Authorities in Belarus searched the offices of a popular independent newspaper as the government pressed on with a crackdown against the opposition after disputed elections, its editor said Wednesday.
They searched the editorial offices of independent newspaper Nasha Niva taking computers, disks, and memory cards, editor Andrei Skurko said.
The search on Tuesday evening was followed by a search of Skurko's personal flat, where KGB security service officers "went through everything, including clothing," and also took away computer equipment, Skurko told Agence France-Presse.
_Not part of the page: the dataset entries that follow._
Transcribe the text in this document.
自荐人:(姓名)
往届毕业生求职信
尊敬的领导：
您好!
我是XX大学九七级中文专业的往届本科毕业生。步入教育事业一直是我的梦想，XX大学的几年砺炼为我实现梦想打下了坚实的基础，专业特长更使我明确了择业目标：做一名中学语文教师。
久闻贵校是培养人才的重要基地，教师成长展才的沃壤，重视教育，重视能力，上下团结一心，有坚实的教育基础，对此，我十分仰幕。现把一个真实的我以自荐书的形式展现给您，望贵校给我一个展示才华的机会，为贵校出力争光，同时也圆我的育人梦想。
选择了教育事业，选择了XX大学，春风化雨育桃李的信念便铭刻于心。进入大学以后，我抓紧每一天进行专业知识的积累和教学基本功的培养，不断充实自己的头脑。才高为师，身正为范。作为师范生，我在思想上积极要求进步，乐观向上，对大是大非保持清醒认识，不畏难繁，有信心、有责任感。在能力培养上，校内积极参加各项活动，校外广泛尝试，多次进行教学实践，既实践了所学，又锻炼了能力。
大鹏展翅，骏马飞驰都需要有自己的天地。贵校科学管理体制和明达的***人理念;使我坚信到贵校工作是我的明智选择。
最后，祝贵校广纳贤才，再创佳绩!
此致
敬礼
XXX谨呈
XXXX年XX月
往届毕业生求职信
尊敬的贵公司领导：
Nasha Niva, a popular independent weekly published in Belarusian, lost 12 computers, as well as memory cards, CDs and old issues in the search. The officers were interested in "video footage of the events on December 19," Skurko said.
Police and the KGB have raided dozens of homes and offices of opposition media and activists in recent days after tens of thousands of Belarusians protested the presidential elections on Dec. 19 in Minsk.
Over 600 people, including five presidential candidates, were arrested after riot police broke up the protest to strong criticism from the United States and several European states.
Alexander Lukashenko, who has ruled the former Soviet state for 16 years, secured a fourth term as president for the next five years with nearly 80 percent of the vote, but critics said the elections were not democratic.
The paper's activities may be disrupted after losing computer equipment, Skurko said.